Справку особист выдал, хотя и не сразу. Минуло еще несколько дней. Наконец последний вызов Егоровой и последний ей вопрос:
— Так останетесь у нас?
— Нет!..
В полку Анну Егорову встретили восторженно и старые бойцы, и новое пополнение штурмовиков. Оказалось, что ее давно разыскивают.
— Целую «экспедицию» на поиски бросили, а ты где-то скрываешься! — суетился вокруг Анны замполит полка Дмитрий Швидкий.
А она стояла растерянно в окружении самых дорогих ей людей и не знала, что сказать им, — душили и душили слезы…
По-братски тепло приняли штурмана полка Егорову и в штабе дивизии.
— Вам, Аннушка, пока нужно лечь в наш госпиталь, подлечиться, — заключил комдив Тимофеев, — а там видно будет. Решим о вашей дальнейшей судьбе вместе…
Только судьбой пилота зачастую распоряжается не он сам, не какое бы там ни было начальство, а Его Величество случай. Анну Егорову в армейском госпитале не задержали — по-быстрому отправили в Москву, а там, тоже долго не мешкая, медицинская комиссия вынесла приговор, обжалованию который не подлежал: «К летной службе не годна…»

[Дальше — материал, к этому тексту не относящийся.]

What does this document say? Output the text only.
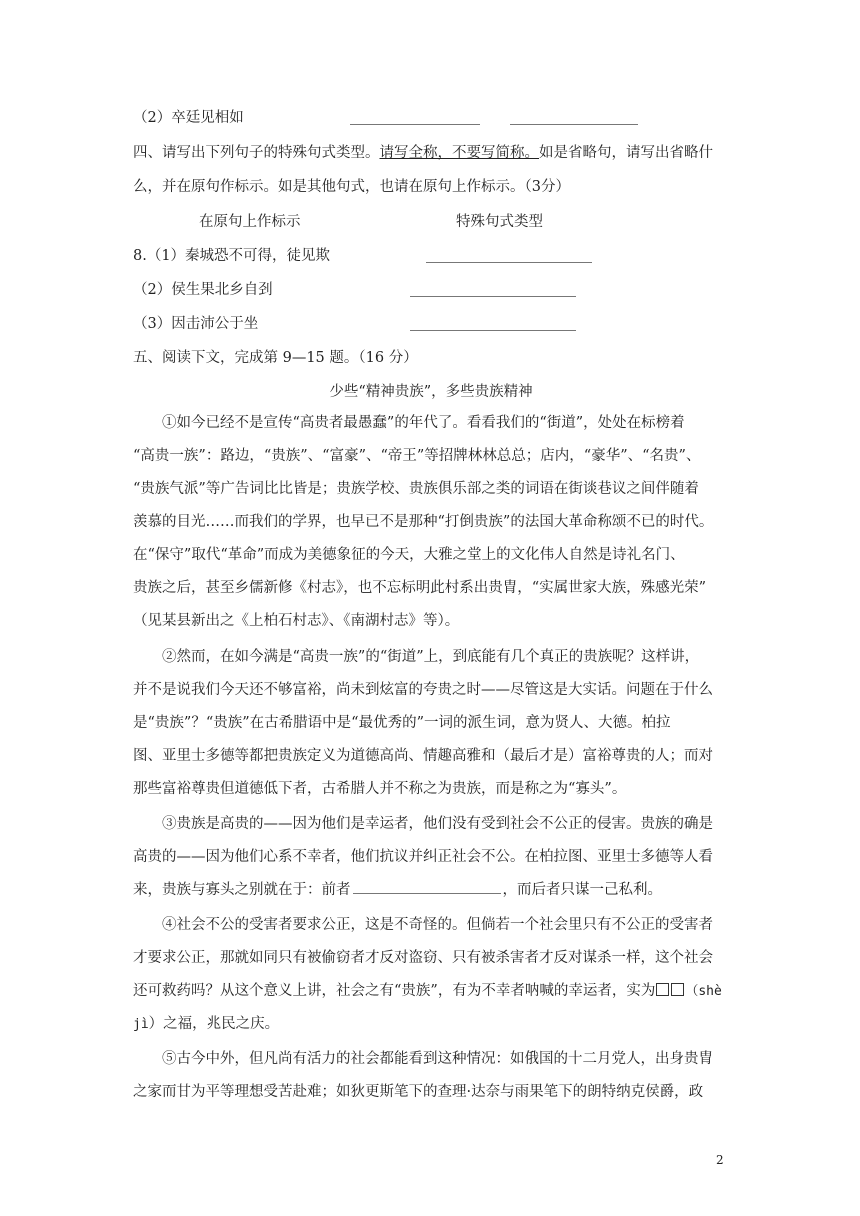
（2）卒廷见相如
四、请写出下列句子的特殊句式类型。请写全称，不要写简称。如是省略句，请写出省略什
么，并在原句作标示。如是其他句式，也请在原句上作标示。（3分）
在原句上作标示	特殊句式类型
8.（1）秦城恐不可得，徒见欺
（2）侯生果北乡自刭
（3）因击沛公于坐
五、阅读下文，完成第 9—15 题。（16 分）
少些“精神贵族”，多些贵族精神
①如今已经不是宣传“高贵者最愚蠢”的年代了。看看我们的“街道”，处处在标榜着
“高贵一族”：路边，“贵族”、“富豪”、“帝王”等招牌林林总总；店内，“豪华”、“名贵”、
“贵族气派”等广告词比比皆是；贵族学校、贵族俱乐部之类的词语在街谈巷议之间伴随着
羡慕的目光……而我们的学界，也早已不是那种“打倒贵族”的法国大革命称颂不已的时代。
在“保守”取代“革命”而成为美德象征的今天，大雅之堂上的文化伟人自然是诗礼名门、
贵族之后，甚至乡儒新修《村志》，也不忘标明此村系出贵胄，“实属世家大族，殊感光荣”
（见某县新出之《上柏石村志》、《南湖村志》等）。
②然而，在如今满是“高贵一族”的“街道”上，到底能有几个真正的贵族呢？这样讲，
并不是说我们今天还不够富裕，尚未到炫富的夸贵之时——尽管这是大实话。问题在于什么
是“贵族”？“贵族”在古希腊语中是“最优秀的”一词的派生词，意为贤人、大德。柏拉
图、亚里士多德等都把贵族定义为道德高尚、情趣高雅和（最后才是）富裕尊贵的人；而对
那些富裕尊贵但道德低下者，古希腊人并不称之为贵族，而是称之为“寡头”。
③贵族是高贵的——因为他们是幸运者，他们没有受到社会不公正的侵害。贵族的确是
高贵的——因为他们心系不幸者，他们抗议并纠正社会不公。在柏拉图、亚里士多德等人看
来，贵族与寡头之别就在于：前者	，而后者只谋一己私利。
④社会不公的受害者要求公正，这是不奇怪的。但倘若一个社会里只有不公正的受害者
才要求公正，那就如同只有被偷窃者才反对盗窃、只有被杀害者才反对谋杀一样，这个社会
还可救药吗？从这个意义上讲，社会之有“贵族”，有为不幸者呐喊的幸运者，实为 （shè
jì）之福，兆民之庆。
⑤古今中外，但凡尚有活力的社会都能看到这种情况：如俄国的十二月党人，出身贵胄
之家而甘为平等理想受苦赴难；如狄更斯笔下的查理·达奈与雨果笔下的朗特纳克侯爵，政
2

В переполненном, сизом от махорочного дыма вагоне пассажирского поезда, тянущего людей на север — кого после ранения домой, а кого в поисках лучшей жизни в неизведанное, — Анна услышала весть об окончании войны. Сообщение это передали на каком-то заброшенном полустанке, и тогда весь эшелон выскочил на его деревянные мостки и началось такое ликование, на какое только русский многострадальный народ имел право, какое только он и способен был выразить…
— Милая ты моя! — кинулась на шею Анне только что сидевшая напротив ее угрюмая тетка. — Да сколько же у тебя наград-то! Куда ты, родимая, подалась? Поехали-ка к нам, в Сосновку…
— Да че там медаляки эти! — раскупоривая зубами бутылку водки, организовывал застолье безрукий старшина-артиллерист. — Слава богу, живая едет. И то сказать: не бабье это дело — война… Детей нынче рожать надоть — вот забота какая…
Машинист поезда сигналил тревожно — созывал с полустанка последних пассажиров. Наконец все вернулись, разобрались по местам, колеса вагонов застучали, затарахтели, похоже, бойчее прежнего, и уже кто-то затянул во весь голос под гармошку:
И Анна, испытывая радость среди этих чужих, незнакомых лиц, чуточку и сама взгрустнула, пожалев, что конец войны встречает в каком-то прокуренном вагоне, не среди своих однополчан-штурмовиков. «Поди, ведь и забыли, — подумалось невольно, — не до меня им сейчас…»
Анна ошибалась. И в те дни в полку не забыли о ней. Именно тогда командование части еще раз ходатайствовало о присвоении старшему лейтенанту Егоровой звания Героя Советского Союза. Ни год и ни два — двадцать лет! — будет пробиваться это ходатайство, и однажды завершится Указом.
Но это все впереди…
А пока в гимнастерке и кирзовых сапогах шла Анна Егорова проселочной дорогой по родной земле и не верила, что вот вернулась. Быть может, больше всего на свете она и любила эту землю, в которой все прошлое сливалось воедино с будущим. Чудесным и никому неведомым образом земля вызвала к жизни ее маленькое существование, позволила пройти по ней от вечности к вечности, от небытия к небытию и так же чудесно и необъяснимо когда-то призовет обратно, «ибо прах ты — и в прах обратишься…».
МЕЧ РЫГОРА ДОЛЬНИКОВА
Среди лихой пилотской братвы о генерале Дольникове ходили легенды. Рассказывали, будто Михаил Шолохов, услышав историю о необычной судьбе летчика, положил ее в основу своего рассказа о простом русском солдате Андрее Соколове. Неудивительно, что все мы, тогда молодые пилоты, мечтали слетать с генералом. И вот однажды мне повезло.
Стоит ли говорить, как я волновался, устраиваясь в кабине учебно-тренировочного истребителя, как старался тянуть машину в пилотажной зоне на виражах, как тщательно выписывал боевые развороты и петли. Генерал почти не вмешивался в мою работу, только иногда ронял коротко «рано» или «не перетягивай, спокойней». А когда я закончил последнюю фигуру, Дольников пошевелил ручкой управления и сказал:
— Пилотаж хороший. Теперь пикируем. Дай-ка я посмотрю тут одно поле. Наш аэродром стоял здесь когда-то. С него мы уходили в бой…
Позже мне довелось читать фронтовые записи Дольникова. На желтых от времени листках словно замерли мгновения жизни, из которых вырисовывалась трудная судьба этого человека.